Многозначительное молчание Дюме беспокоило Модесту, опасавшуюся результатов его поездки в Париж. Иногда она украдкой посматривала на лейтенанта, но ничего не могла прочесть на его огрубевшем лице. Полковник же, как разумный отец, хотел сначала разгадать характер своей единственной дочери, а главное, посоветоваться с женой, а уж потом обсудить то дело, от которого зависело счастье всей семьи.

— Встань завтра пораньше, дорогое дитя, — сказал он вечером. — Если будет хорошая погода, мы пойдем с тобой погулять на берег моря. Надо нам побеседовать о ваших поэмах, мадемуазель де Лабасти.

Слова эти были сказаны с отеческой улыбкой, промелькнувшей, словно отражение, и на губах Дюме. Вот все, что удалось узнать Модесте, но и этого было достаточно, чтобы успокоить ее, зато любопытство ее так разгорелось, что она не смыкала глаз до глубокой ночи и строила всевозможные предположения. Утром она была одета и готова в путь раньше полковника.

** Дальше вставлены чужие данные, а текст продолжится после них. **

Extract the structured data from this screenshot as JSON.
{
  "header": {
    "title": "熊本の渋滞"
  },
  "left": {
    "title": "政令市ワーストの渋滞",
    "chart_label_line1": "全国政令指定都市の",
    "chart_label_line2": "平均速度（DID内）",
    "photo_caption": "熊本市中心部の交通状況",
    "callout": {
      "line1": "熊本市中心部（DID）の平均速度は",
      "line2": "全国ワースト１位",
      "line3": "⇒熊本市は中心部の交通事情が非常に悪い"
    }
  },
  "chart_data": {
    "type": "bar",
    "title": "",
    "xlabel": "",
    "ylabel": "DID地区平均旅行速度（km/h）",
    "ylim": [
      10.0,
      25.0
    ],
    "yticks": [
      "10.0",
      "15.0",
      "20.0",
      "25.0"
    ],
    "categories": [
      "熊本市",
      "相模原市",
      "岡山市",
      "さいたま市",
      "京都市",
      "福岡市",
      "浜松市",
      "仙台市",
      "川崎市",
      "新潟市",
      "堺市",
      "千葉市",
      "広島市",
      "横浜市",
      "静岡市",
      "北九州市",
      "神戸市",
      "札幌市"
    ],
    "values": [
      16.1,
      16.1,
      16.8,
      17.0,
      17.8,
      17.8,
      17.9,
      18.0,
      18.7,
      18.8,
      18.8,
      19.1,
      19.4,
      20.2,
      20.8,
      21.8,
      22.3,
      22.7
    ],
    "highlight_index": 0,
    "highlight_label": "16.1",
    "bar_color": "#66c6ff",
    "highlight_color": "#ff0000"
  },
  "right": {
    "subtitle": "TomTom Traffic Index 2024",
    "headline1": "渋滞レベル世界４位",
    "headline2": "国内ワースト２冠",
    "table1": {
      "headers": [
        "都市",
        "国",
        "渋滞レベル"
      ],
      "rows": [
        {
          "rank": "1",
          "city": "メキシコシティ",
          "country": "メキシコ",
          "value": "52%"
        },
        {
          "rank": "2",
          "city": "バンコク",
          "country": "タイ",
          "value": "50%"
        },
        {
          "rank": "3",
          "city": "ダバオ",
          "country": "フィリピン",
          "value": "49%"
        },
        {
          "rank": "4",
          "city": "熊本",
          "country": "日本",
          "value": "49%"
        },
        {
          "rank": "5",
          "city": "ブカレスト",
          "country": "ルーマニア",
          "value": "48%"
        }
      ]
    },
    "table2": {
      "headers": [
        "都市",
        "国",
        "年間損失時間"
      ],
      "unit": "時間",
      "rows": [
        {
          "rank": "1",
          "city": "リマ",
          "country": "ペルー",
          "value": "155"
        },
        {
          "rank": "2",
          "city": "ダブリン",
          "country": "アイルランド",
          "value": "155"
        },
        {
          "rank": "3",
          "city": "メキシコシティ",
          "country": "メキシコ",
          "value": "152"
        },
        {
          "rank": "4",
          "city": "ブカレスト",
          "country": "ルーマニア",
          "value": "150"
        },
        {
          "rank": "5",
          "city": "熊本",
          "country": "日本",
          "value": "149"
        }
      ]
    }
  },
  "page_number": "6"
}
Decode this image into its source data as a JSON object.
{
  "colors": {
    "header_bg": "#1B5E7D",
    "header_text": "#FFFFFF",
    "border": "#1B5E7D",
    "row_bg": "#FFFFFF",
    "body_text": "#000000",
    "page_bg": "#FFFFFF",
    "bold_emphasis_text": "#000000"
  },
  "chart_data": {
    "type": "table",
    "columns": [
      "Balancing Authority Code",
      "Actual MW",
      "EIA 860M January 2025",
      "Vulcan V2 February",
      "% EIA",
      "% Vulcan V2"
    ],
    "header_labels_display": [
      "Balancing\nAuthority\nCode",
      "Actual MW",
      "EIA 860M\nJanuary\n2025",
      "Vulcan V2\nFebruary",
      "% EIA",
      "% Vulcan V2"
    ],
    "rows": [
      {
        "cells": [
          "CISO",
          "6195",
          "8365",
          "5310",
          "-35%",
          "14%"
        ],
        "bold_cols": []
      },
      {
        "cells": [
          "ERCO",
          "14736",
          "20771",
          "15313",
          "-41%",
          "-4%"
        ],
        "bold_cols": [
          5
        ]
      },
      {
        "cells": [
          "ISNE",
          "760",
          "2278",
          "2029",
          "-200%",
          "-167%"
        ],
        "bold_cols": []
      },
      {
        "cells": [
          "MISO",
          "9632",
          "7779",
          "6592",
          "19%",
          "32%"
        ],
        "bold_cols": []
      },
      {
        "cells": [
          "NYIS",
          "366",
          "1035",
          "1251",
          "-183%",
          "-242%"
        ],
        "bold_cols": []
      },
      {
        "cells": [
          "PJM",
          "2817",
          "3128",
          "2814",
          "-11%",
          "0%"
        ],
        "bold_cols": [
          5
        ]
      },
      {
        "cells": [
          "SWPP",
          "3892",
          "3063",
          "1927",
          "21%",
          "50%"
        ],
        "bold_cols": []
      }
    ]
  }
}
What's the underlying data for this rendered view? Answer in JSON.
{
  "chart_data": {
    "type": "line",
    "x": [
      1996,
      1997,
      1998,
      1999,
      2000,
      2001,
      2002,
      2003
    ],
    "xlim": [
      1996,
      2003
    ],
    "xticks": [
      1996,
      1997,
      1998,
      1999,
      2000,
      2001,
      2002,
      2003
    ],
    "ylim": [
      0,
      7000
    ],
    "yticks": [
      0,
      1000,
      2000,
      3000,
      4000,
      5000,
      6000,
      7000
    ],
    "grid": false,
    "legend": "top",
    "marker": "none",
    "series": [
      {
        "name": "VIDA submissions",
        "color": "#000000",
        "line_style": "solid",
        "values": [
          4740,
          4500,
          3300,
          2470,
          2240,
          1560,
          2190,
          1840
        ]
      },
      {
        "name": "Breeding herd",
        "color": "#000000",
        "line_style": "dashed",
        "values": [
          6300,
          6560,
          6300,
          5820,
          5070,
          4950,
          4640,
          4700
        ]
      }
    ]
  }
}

— Вы все знаете, дорогой папенька, — сказала она ему, как только они вышли на дорогу к морю.

— Все знаю, и даже многое такое, что неизвестно тебе, — ответил он.

Вслед за этими словами отец и дочь прошли несколько шагов в полном молчании.

— Объясни мне, дитя мое, как могла дочь, обожаемая матерью, решиться на столь важный поступок — написать незнакомому человеку, не посоветовавшись с ней?

— Но ведь маменька не позволила бы мне написать.